A ella le inquietaba un poco la llegada del día en que celebrarían una ceremonia muy especial. Nadie le había dicho en qué consistía, porque estaba prohibido mencionarlo, pero en vísperas de su boda ella sería el centro de la misma y la responsable de que todos los participantes salieran llenos de gozo y orgullo. Y, ¿qué decir del sentir de la novia? Para ella significaría un momento de gloria. La ceremonia de comprobación de la virginidad se convertiría en el acto más importante de su soltería.
Pero acontecimientos extraños pondrían en riesgo en parte tanto sueño y felicidad. Entre 1844 y 1856 hubo un profundo cambio en la condición de los gitanos en Europa: la abolición de la esclavitud, principalmente de los rumanos y como consecuencia una oleada de migraciones a través de Europa y hasta América, primero en masa y después lentamente abarcando varias décadas hasta 1887. Todo lo que se oía del lejano continente, acabó impactando a Toma. ¡El también iría a América con su esposa!
Pero la oportunidad llegó antes de tiempo. Dos barcos partirían hacia el Nuevo Continente unos meses antes de su tan esperada boda. Debía tomar una decisión. Por un lado tenía el inmenso deseo de ir a América, instigado por su espíritu aventurero. Del otro lado hervía la ilusión que mantuviera durante largos años, la de hacer a Tinka su esposa en una ceremonia en que el Rey de los Gitanos daría su aprobación. No descartaba la posibilidad del rapto. Era válido entre su tribu. Pero existía una promesa. El incumplimiento a la palabra dada entre gitanos era pecado grave.

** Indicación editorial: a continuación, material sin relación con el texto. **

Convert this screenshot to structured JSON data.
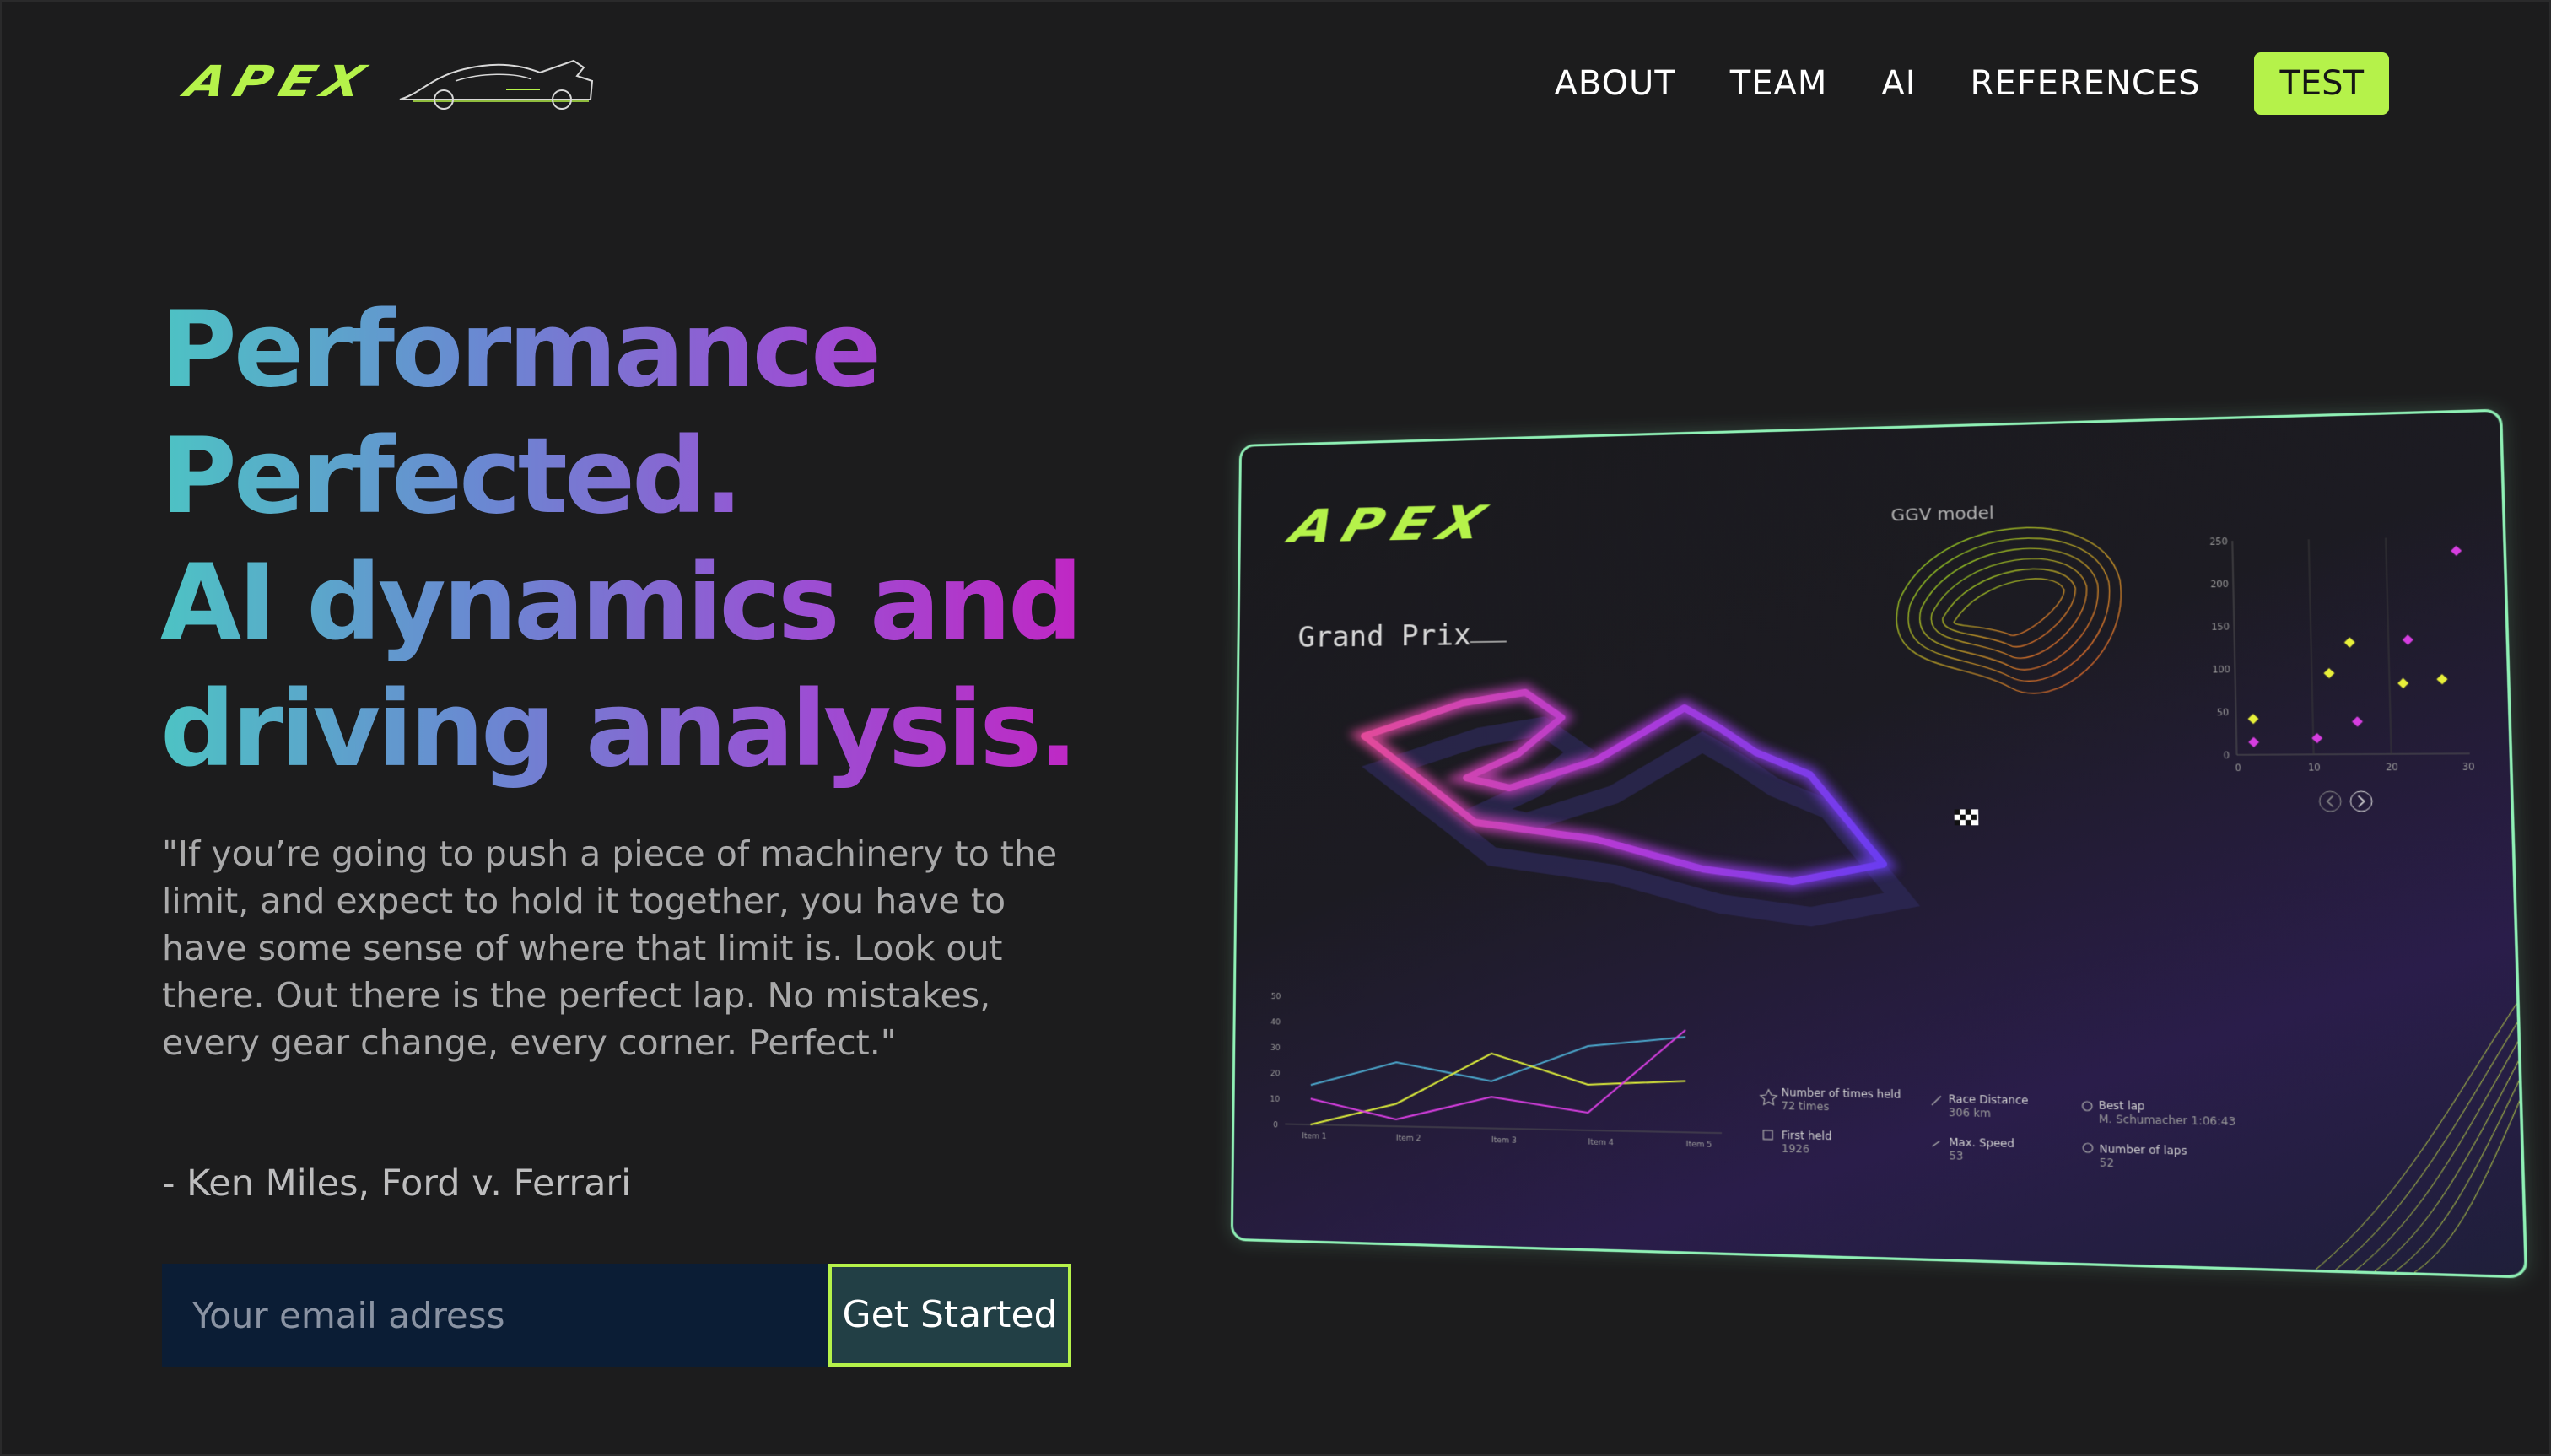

El peso de sus tradiciones, el código moral y sobre todo el amor, le hicieron tomar la decisión: primero se casaría con Tinka y luego, juntos, esperarían la siguiente oportunidad para dejar Europa y conocer las maravillas que ofrecía América. Y como no hay plazo que no se cumpla: la boda se realizó en París en la fecha concertada y con las ilusiones realizadas. De Toma y Tinka salieron nuevas generaciones que al final crearon cuatro diferentes tribus más, las cuales se asentaron por períodos en diversos lugares del norte y sur de América. Y en todos ellos, la historia de amor de Toma y Tinka fue repitiéndose interminablemente como pieza vital de la maquinaria gitana que nunca muere.